Simple. However harmonised the rules of origin, or non-tariff, and even tariff barriers, however smooth the highways, and however swift the bullet trains, the starting point is production. And not merely production par hasard, but planned, harmonised, production in all key sectors of the regional economies.

Our regional integration benchmarks the European Union in structures, policies and rules, but does not dig deeper to see what makes the EU tick. Right from the early days of the European Economic Community (EEC), the EU’s integration process was a planned evolution, with legislation and rules building on existing economic activities. Either at national or supra-national levels, production preceded legislation. And this production cut across all levels of industrialisation, from basic resource-based to high technology industrialisation.

A few cases are instructive here: Airbus, that pinnacle of human ingenuity and innovation, is what can be described as a truly European brand. Its components are produced at four specialised sites in four countries, namely France, Germany, Spain, and United Kingdom. Each site manufactures specific components, which are then shipped to the assembly lines in Germany, France, and Spain.

The Euro-tunnel is a joint venture between Britain and France, dating back to days even when the two were jostling over colonies and influence in Africa. Oil giant Royal Dutch Shell, is another example of supranational investments that preceded the legalities and paper integration (see the pun?) we now witness in our Regional Economic Communities (RECs).

The corporate world must take the lead

It was then US Secretary of State Hillary Clinton who simplified it all a few years back. Meeting African ministers of trade at Kenyatta International Conference Centre in Nairobi, she asserted that Africa must trade with Africa.

The one billion souls on the continent make a market enough for Africa to trade with herself. And a week after, one European ‘analyst’ published a commentary that is the exact replica of what our corporate gurus from EAC, COMESA and SADC were doing in Kigali recently.

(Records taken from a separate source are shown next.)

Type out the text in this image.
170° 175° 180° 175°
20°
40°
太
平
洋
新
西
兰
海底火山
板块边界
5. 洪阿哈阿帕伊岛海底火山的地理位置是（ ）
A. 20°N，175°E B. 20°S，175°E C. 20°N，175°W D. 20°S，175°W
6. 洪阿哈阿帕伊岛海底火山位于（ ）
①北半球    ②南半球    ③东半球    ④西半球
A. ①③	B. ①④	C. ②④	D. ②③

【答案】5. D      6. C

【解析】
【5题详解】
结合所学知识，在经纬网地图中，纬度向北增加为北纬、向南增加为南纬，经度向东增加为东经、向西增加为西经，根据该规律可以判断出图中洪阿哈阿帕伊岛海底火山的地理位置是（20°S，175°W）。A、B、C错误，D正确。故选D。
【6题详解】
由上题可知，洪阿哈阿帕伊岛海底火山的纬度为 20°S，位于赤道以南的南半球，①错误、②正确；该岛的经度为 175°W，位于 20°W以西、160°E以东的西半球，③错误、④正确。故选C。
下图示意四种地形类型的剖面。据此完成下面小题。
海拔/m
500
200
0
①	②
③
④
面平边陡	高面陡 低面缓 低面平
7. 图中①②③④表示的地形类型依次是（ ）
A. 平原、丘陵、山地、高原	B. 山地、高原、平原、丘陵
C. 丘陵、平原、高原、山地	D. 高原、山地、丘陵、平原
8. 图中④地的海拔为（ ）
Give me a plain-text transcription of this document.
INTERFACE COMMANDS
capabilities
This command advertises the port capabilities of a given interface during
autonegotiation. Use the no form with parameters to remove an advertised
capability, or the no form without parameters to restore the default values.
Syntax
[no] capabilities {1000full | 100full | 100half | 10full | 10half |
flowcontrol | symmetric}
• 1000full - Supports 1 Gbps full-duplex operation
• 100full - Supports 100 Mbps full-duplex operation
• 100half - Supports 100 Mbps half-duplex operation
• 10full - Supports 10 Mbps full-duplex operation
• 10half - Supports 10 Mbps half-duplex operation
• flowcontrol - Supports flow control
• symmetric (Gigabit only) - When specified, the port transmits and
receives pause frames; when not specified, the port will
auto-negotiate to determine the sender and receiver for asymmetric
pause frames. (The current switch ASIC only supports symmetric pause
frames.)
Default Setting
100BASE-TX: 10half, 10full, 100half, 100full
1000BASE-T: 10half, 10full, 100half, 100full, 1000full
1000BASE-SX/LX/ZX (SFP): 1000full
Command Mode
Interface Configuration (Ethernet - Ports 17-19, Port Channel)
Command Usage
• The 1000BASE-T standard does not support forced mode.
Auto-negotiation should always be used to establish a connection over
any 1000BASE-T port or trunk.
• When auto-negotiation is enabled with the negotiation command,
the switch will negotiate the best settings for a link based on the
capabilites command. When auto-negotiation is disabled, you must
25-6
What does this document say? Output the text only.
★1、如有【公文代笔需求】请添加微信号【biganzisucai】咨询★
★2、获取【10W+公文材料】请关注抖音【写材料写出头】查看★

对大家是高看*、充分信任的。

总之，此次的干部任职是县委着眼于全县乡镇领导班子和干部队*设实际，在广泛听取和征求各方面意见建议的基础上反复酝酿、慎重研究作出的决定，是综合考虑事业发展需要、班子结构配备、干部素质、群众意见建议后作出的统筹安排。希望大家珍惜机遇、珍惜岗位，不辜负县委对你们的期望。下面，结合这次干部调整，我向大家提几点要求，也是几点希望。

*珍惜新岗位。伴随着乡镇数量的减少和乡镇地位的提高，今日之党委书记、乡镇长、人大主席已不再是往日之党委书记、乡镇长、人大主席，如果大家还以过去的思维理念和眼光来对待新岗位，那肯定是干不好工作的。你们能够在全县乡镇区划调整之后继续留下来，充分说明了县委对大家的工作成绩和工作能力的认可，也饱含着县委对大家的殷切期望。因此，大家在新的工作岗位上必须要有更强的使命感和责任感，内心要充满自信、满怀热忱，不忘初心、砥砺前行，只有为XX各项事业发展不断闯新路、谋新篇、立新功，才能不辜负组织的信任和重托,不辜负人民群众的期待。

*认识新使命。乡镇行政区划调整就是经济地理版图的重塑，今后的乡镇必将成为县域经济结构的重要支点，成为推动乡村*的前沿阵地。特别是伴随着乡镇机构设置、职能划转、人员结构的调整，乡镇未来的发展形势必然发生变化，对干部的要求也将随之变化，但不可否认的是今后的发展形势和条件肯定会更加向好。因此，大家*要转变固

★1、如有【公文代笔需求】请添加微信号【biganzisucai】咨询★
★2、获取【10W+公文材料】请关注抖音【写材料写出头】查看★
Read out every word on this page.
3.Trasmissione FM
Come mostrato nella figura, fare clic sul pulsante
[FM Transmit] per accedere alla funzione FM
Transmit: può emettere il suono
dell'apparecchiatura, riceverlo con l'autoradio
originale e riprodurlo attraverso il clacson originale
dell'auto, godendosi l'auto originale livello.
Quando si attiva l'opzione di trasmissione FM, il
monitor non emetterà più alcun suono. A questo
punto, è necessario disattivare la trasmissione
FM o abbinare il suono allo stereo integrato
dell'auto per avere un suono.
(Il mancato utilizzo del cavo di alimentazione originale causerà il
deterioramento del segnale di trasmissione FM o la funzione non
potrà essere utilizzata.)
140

Taking the case of a village woman from Busia Uganda ‘smuggling’ beans into Busia Kenya, the international trade expert poured his heart out for this poor woman whose ‘informal cross-border trade’ faces hurdles of multiple and non-harmonised rules, non-tariff barriers and gender-insensitive customs officials.

See the plot, with the sentimental garnishing? This is the standard narrative that even corporate leaders have picked.

It is time for a paradigm shift. The very first lesson I learnt on joining a Kenya-based multinational in export sales was that the business world speaks only one language: specifics, facts, and figures, commonly referred to as SFF.

This is the language we want to hear next time such a high-level meeting of our regional economic blocs sits. We want a script reading thus:

"…We recently commissioned the Economic Policy Research Centre at Makerere University, Kampala to conduct a survey on key economic grow imperatives across EAC, COMESA, SADC and ECOWAS/CEDEAO. We found that the only trade between EAC giant Kenya and ECOWAS giant Nigeria is Nigerian movies, and occasional agbadas…yet these are the two pillars of the eastern and western axes of Africa, respectively.

"The Inga Dam in the DR Congo only needs each country in Africa contributing 0.7 per cent of its annual budget for three years to generate all the power Africa needs.

"In Agriculture, planned zoned production will see us meet our food needs in excess to afford export, while the motor industry in Kenya, South Africa, Egypt, and Nigeria suffices. All in all, we can meet 98.2 per cent of our needs through supranational production and trade…this is the way to go…”

The author is a partner at Peers Consult Kampala and CET Consulting, Kigali.